Nuchi Eyke, Susi Kater, Hänschen Kollin, Axel Mischke, Harry Schlager

These are the kids that Oskar's doctor thinks he should have socialized more with. But they tease and bully him, and make him drink a disgusting soup made with urine, frogs and other gross stuff. He avoids them at all costs.

Luzie Rennwand

Luzie's a terrifying figure to Oskar; she comes to symbolize death because she turns in the Dusters to the authorities after they vandalize a church. It's her testimony that probably gets them sentenced to death. Oskar considers her as another version of The Black Cook.

Roswitha Raguna

Roswitha is the first and apparently last little person whom Oskar finds sexually attractive. He falls for her almost instantly. She's flirty and sensual, and Oskar can't help but repeatedly mention her "Mediterranean" background. He's a sucker for her dark eyes and accent.
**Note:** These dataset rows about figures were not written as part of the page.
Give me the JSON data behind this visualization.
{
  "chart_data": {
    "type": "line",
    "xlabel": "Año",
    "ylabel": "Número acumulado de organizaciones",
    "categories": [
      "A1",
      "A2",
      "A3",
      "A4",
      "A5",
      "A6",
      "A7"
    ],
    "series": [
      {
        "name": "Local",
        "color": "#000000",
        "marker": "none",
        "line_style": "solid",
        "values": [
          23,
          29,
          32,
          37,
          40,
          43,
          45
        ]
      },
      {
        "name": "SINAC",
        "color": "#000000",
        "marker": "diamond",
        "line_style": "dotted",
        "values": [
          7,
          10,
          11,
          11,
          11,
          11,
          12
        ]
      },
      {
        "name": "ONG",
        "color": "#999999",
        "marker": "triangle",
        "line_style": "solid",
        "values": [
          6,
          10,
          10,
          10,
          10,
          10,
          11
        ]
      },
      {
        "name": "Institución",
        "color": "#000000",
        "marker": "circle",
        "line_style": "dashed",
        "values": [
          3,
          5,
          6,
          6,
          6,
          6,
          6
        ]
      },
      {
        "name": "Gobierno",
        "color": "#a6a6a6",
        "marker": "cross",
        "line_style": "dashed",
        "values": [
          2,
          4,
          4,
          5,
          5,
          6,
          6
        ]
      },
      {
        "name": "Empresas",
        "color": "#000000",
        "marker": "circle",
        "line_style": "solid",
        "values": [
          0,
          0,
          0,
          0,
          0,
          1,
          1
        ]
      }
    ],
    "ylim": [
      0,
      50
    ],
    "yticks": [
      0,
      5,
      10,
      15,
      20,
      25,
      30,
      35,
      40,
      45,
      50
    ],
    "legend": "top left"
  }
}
The book vaguely refers to Roswitha as the world's greatest "somnambulist." Now this word actually means "sleepwalker," but from the descriptions of Roswitha's performances, she's actually a hypnotist or fortune-teller.
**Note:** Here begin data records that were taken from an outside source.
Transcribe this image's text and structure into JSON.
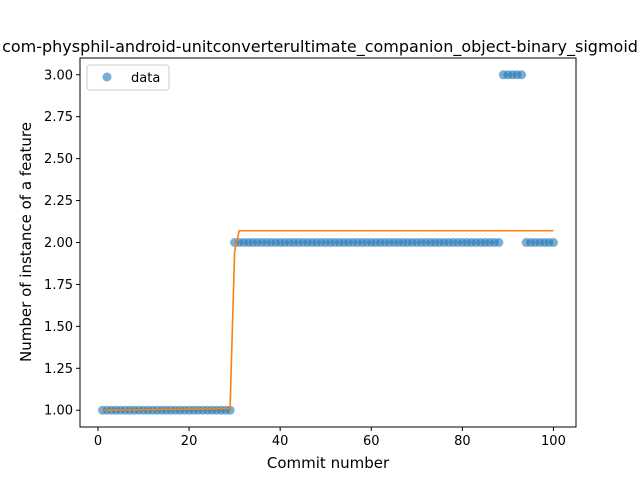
{
  "chart_data": {
    "type": "scatter",
    "title": "com-physphil-android-unitconverterultimate_companion_object-binary_sigmoid",
    "xlabel": "Commit number",
    "ylabel": "Number of instance of a feature",
    "xlim": [
      -3.95,
      104.95
    ],
    "ylim": [
      0.9,
      3.1
    ],
    "xticks": [
      0,
      20,
      40,
      60,
      80,
      100
    ],
    "yticks": [
      1.0,
      1.25,
      1.5,
      1.75,
      2.0,
      2.25,
      2.5,
      2.75,
      3.0
    ],
    "xtick_labels": [
      "0",
      "20",
      "40",
      "60",
      "80",
      "100"
    ],
    "ytick_labels": [
      "1.00",
      "1.25",
      "1.50",
      "1.75",
      "2.00",
      "2.25",
      "2.50",
      "2.75",
      "3.00"
    ],
    "grid": false,
    "legend_position": "top-left",
    "colors": {
      "data": "#1f77b4",
      "fit": "#ff7f0e"
    },
    "series": [
      {
        "name": "data",
        "kind": "scatter",
        "x": [
          1,
          2,
          3,
          4,
          5,
          6,
          7,
          8,
          9,
          10,
          11,
          12,
          13,
          14,
          15,
          16,
          17,
          18,
          19,
          20,
          21,
          22,
          23,
          24,
          25,
          26,
          27,
          28,
          29,
          30,
          31,
          32,
          33,
          34,
          35,
          36,
          37,
          38,
          39,
          40,
          41,
          42,
          43,
          44,
          45,
          46,
          47,
          48,
          49,
          50,
          51,
          52,
          53,
          54,
          55,
          56,
          57,
          58,
          59,
          60,
          61,
          62,
          63,
          64,
          65,
          66,
          67,
          68,
          69,
          70,
          71,
          72,
          73,
          74,
          75,
          76,
          77,
          78,
          79,
          80,
          81,
          82,
          83,
          84,
          85,
          86,
          87,
          88,
          89,
          90,
          91,
          92,
          93,
          94,
          95,
          96,
          97,
          98,
          99,
          100
        ],
        "y": [
          1,
          1,
          1,
          1,
          1,
          1,
          1,
          1,
          1,
          1,
          1,
          1,
          1,
          1,
          1,
          1,
          1,
          1,
          1,
          1,
          1,
          1,
          1,
          1,
          1,
          1,
          1,
          1,
          1,
          2,
          2,
          2,
          2,
          2,
          2,
          2,
          2,
          2,
          2,
          2,
          2,
          2,
          2,
          2,
          2,
          2,
          2,
          2,
          2,
          2,
          2,
          2,
          2,
          2,
          2,
          2,
          2,
          2,
          2,
          2,
          2,
          2,
          2,
          2,
          2,
          2,
          2,
          2,
          2,
          2,
          2,
          2,
          2,
          2,
          2,
          2,
          2,
          2,
          2,
          2,
          2,
          2,
          2,
          2,
          2,
          2,
          2,
          2,
          3,
          3,
          3,
          3,
          3,
          2,
          2,
          2,
          2,
          2,
          2,
          2
        ]
      },
      {
        "kind": "line",
        "x": [
          1,
          29,
          30,
          31,
          100
        ],
        "y": [
          1.0,
          1.01,
          1.95,
          2.07,
          2.07
        ]
      }
    ]
  }
}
Roswitha returns Oskar's affection. She's in the wrong place at the wrong time during the Allied invasion of Normandy, and is killed. Her death affects Oskar more deeply than the deaths of his mother, Alfred Matzerath or Jan Bronski. One strange quality about Roswitha is that Oskar has absolutely no clue how old she is. According to his eyes, she could be either eighteen or ninety. Like Bebra, Roswitha is one of the only people in this book who actually strike Oskar with a sense of awe. This is because Bebra and Roswitha are little people like Oskar, and they have found ways to turn their diminutive size to their advantage in show business. They feel great about themselves.

Sister Dorothea

For someone we never actually see, Sister Dorothea's a pretty important figure. When Oskar finds out that a nurse named Sister Dorothea lives in the same house as his rented room, he admits that he "was tempted, possessed, overwhelmed by the mystery of the hospital nurse" (38.52). The most important word to focus on here is nurse—we know he has a thing for them. But it's only by not meeting Dorothea that Oskar's able to have such intense fantasies about her.

In this sense, Sister Dorothea isn't so much a character as a figment of Oskar's imagination. The fact that she's never around is exactly what allows Oskar to build up such an obsession for her.
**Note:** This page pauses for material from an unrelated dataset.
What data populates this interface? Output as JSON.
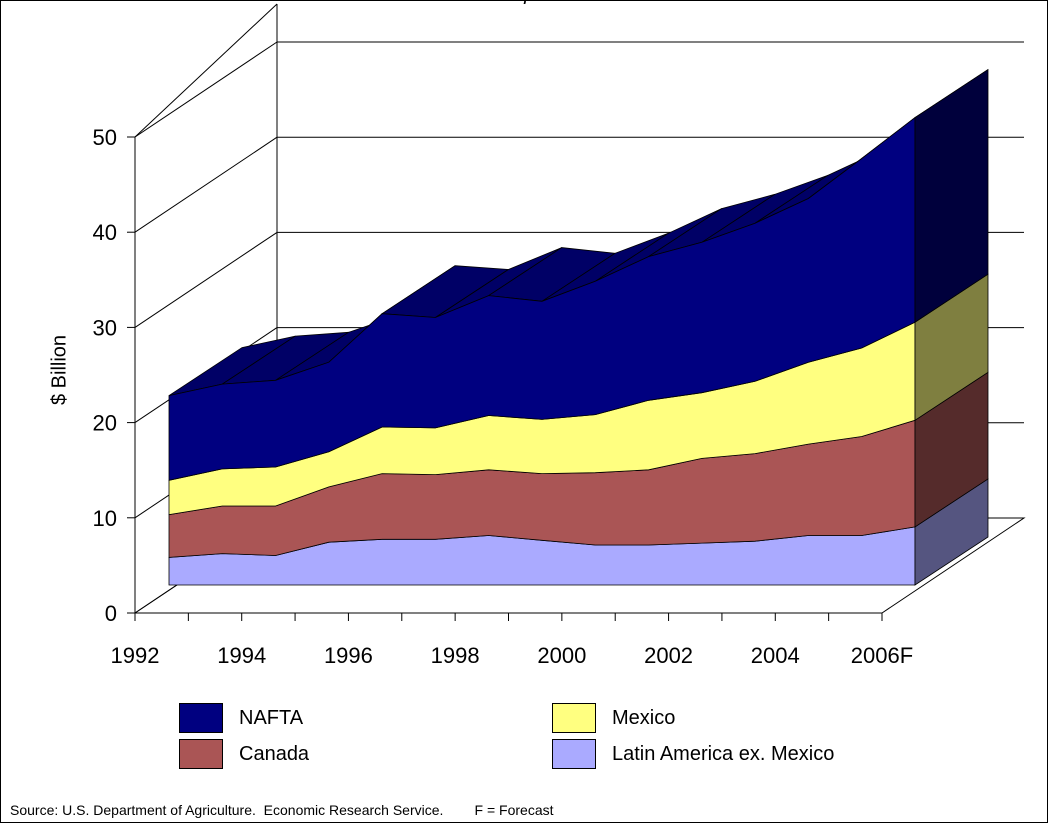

But on one fateful night, Oskar actually runs into Sister Dorothea in a dark bathroom the middle of the night. They bump into one another in the pitch dark. Oskar isn't even wearing any clothes, just an old piece of carpet that he's wrapped around himself. Sister Dorothea wants to know who it is, and when he replies that it's Satan, she faints into his arms. Oskar decides to take this opportunity to rape Sister Dorothea, but finds that his penis is "a total and humiliating flop" (41.22).

The last we hear from Sister Dorothea, she's been murdered. Oskar confesses the murder and goes to a mental institution, even though it's highly unlikely he had anything to do with it. As a character, she hardly exists, but she does help Oskar by being the means of his returning to the safe and protective environment of the asylum.

Gottfried Vittlar

It's hard to tell if Gottfried Vittlar is a real person or a figment of Oskar's imagination. He appears very, very late in the novel and seems to only exist for the purpose of turning Oskar in to the police. Another hint that Gottfried might not be real is the highly symbolic way in which he appears to Oskar. He appears at the very moment Oskar finds the severed finger of Sister Dorothea, "lying in the fork of an apple tree" (44.57), which creates a parallel between him and Satan in The Christian Bible. Oskar himself seems wary of whether Vittlar is real. Vittlar aspires to greatness:

"Just once I'd like to perform some deed, perform some great act […] and be in the newspapers making headlines." (45.72)

Oskar offers to let Vittlar turn him (Oskar) into the police for murder, since this will get Vittlar into the papers. Vittlar agrees and is forever thankful to Oskar for his help. Oscar describes Vittlar as having a self-conscious sense of style, with carefully creased trousers and a rather theatrical manner. He's a window-dresser by trade, which interests Oskar because of his fascination with breaking windows.